Gandhi responds to my Chicken Little accusations
On Friday, I tossed off a few paragraphs basically accusing D.C. Council Chairman Vincent Gray and Chief Financial Officer Natwar M. Gandhi of playing Chicken Little when it comes to the state of city finances.
David Umansky, Gandhi's quite personable and very able spokesman, sent me a note over the weekend in response. It reads:
We agree that the reserves are there to be used in tough economic times, but we still have to effectively manage their use and make plans to replenish them so as not to make matters worse. Simply spending down reserves until the account is empty is not effective management if it is an excuse for not making hard decisions about spending and revenue.
Another serious concern is that if the bond ratings slip from their current levels it will cost the District more money to borrow for capital projects. These additional costs would decrease the amount of money otherwise available for the critical services the District provides to its residents. The possibility of rating reductions is not speculation. Other jurisdictions have recently been put on a negative outlook or had their ratings reduced due to their excessive use of fund balance. Most recently, Montgomery County was placed on the watch list for possible downgrade and Chicago was downgraded because of the precipitous drops in the Fund Balances.
Also, as a result of the continuing withdrawals from its Fund Balance, the District is far less liquid that it was previously, forcing it to depend on the capital markets to borrow for cash flow purposes. This dependence on external sources could be a serious vulnerability if the credit markets tighten as they did following the Lehman Brothers bankruptcy.
Please see the attached chart that shows that the District's unrestricted funds (represented in green) available for any purpose have been used up. Thus, the funds available without restrictions are gone.
Because of these concerns, the District's FY 2011 budget, recently approved by City Council and the Mayor, begins the rebuilding of the Fund Balance and provides resources to pay for capital projects without borrowing the money.

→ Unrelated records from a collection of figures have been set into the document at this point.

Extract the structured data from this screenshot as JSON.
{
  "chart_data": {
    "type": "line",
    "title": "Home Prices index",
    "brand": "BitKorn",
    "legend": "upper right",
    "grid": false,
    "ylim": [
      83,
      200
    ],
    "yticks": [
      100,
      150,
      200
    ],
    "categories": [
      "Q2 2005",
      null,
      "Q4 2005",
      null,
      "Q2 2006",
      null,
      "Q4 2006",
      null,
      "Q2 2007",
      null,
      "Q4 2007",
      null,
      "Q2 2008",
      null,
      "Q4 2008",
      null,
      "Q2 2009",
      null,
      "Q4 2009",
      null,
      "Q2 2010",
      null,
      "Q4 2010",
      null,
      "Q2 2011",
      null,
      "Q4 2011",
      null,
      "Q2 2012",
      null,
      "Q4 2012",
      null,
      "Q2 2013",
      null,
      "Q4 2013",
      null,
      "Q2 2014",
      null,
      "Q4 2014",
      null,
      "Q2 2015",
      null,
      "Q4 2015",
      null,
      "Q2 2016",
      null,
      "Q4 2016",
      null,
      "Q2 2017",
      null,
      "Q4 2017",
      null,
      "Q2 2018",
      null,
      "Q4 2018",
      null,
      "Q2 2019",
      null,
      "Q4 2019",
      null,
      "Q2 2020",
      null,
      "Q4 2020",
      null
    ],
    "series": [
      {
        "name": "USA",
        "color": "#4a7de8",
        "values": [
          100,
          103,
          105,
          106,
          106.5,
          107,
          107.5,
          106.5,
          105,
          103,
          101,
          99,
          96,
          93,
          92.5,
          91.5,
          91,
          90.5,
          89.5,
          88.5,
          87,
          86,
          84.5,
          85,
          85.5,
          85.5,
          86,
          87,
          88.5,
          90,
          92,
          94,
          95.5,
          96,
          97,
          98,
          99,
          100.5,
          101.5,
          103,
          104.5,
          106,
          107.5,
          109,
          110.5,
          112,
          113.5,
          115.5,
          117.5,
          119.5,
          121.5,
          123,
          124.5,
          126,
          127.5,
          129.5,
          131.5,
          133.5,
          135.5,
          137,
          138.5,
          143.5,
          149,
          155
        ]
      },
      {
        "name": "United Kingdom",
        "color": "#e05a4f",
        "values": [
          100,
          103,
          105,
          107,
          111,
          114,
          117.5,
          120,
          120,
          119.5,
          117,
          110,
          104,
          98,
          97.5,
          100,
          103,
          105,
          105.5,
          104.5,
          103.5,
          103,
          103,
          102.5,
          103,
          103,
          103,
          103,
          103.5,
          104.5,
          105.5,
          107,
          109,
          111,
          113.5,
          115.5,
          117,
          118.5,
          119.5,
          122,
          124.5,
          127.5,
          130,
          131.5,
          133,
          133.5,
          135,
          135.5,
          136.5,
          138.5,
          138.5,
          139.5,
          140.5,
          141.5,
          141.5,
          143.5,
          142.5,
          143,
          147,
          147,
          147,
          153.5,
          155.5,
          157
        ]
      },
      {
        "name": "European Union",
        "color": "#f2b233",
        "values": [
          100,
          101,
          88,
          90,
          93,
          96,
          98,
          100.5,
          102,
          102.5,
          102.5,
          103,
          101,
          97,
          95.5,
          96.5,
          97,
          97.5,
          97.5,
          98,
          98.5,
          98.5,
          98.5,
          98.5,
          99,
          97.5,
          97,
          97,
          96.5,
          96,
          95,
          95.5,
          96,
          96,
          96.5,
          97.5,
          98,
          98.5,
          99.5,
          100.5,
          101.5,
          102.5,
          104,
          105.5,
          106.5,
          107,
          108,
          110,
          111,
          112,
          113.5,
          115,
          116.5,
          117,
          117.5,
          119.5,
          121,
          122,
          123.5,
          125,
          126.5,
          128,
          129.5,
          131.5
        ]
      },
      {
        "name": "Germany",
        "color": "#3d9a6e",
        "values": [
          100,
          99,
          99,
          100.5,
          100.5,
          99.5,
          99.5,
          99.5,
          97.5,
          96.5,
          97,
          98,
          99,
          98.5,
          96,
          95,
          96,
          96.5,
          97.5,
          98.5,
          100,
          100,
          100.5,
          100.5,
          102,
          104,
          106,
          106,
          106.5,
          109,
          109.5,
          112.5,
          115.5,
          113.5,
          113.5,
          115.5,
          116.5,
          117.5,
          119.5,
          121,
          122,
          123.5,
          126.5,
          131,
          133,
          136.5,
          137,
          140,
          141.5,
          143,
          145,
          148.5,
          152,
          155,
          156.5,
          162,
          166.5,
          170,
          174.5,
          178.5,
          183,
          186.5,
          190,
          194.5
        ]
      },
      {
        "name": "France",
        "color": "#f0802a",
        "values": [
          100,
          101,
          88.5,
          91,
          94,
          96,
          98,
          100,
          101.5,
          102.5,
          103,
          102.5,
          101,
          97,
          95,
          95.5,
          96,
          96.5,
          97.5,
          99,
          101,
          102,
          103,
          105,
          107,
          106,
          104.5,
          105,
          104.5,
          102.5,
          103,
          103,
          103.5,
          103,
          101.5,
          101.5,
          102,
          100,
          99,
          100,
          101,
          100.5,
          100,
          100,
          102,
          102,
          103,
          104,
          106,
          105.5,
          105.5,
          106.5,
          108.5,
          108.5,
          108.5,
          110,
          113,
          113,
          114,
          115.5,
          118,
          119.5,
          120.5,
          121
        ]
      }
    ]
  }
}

Comparison between the U.S., the big guy around the corner with a ready printing press, and the District does not make macro-economic or fiscal sense. The federal government does not have to worry about the credit markets but the District, with its history of insolvency, has to be very careful. Also, even if the District spends away every penny of its reserves, it will have very little macroeconomic impact. So, Krugman is right about the U.S. but, unfortunately, DeBonis is wrong about the District.
Here's the chart Umansky references:
Some thoughts of my own:
I don't know that it's fair to criticize policymakers for not being able to "effectively manage their use and make plans to replenish them" when there has been such uncertainly about the depth and length of the recession (as evidenced by Gandhi's office having to repeatedly adjust revenue projections downward through last year). I think it's pretty clear now that both the mayor and council appreciate that we need to keep a close eye on the savings account as the economy recovers.
As far as downgrade threats, I appreciate what a downgrade would mean to debt service costs, and I understand it is Gandhi's role to yell the sky is falling, but Montgomery County and Chicago were both in much worse fiscal shape than the District when downgraded.
Chicago's budget was so busted that the city mortgaged its parking meters for 75 years to get an $1.15 billion one-time cash hit to balance the budget. That's a no-brainer downgrade if there ever was one.
MoCo's reserves sat at about 5 percent of yearly local operating spending at time of warning; even at low tide according to projections, D.C. is looking at dipping to only slightly under 10 percent. In my view, it seems the policymakers are most responsible when waltzing right up to the line without crossing it, which they appear to have done.
Umansky makes a good and fair point about liquidity, but that doesn't seem to have been much of a concern on the CFO's part at the beginning of the Fenty administration. Fenty's first budget director, Will Singer, told colleague Nikita Stewart earlier this month that "Gandhi's office recommended borrowing money at the beginning of the year to prevent dipping into the fund balance" -- so there seems to be a bit of a Johnny-Come-Lately feel to that argument. Of course, at the beginning of the Fenty administration, no one could have imagined a world where short-term credit would freeze such as it did in October 2008. And Umansky is right to note that the District, not yet 10 years removed from federal fiscal oversight, is held to a higher standard than other jurisdictions.
Also, allow me to clarify that I did not mean to make any macroeconomic claims about District spending -- D.C. certainly can't spend enough year to year to really make a dent in the regional economy. I meant to make the point that in both cases, from the international on down to the local, these calls for fiscal austerity are usually made by folks well removed from those who feel the repercussions.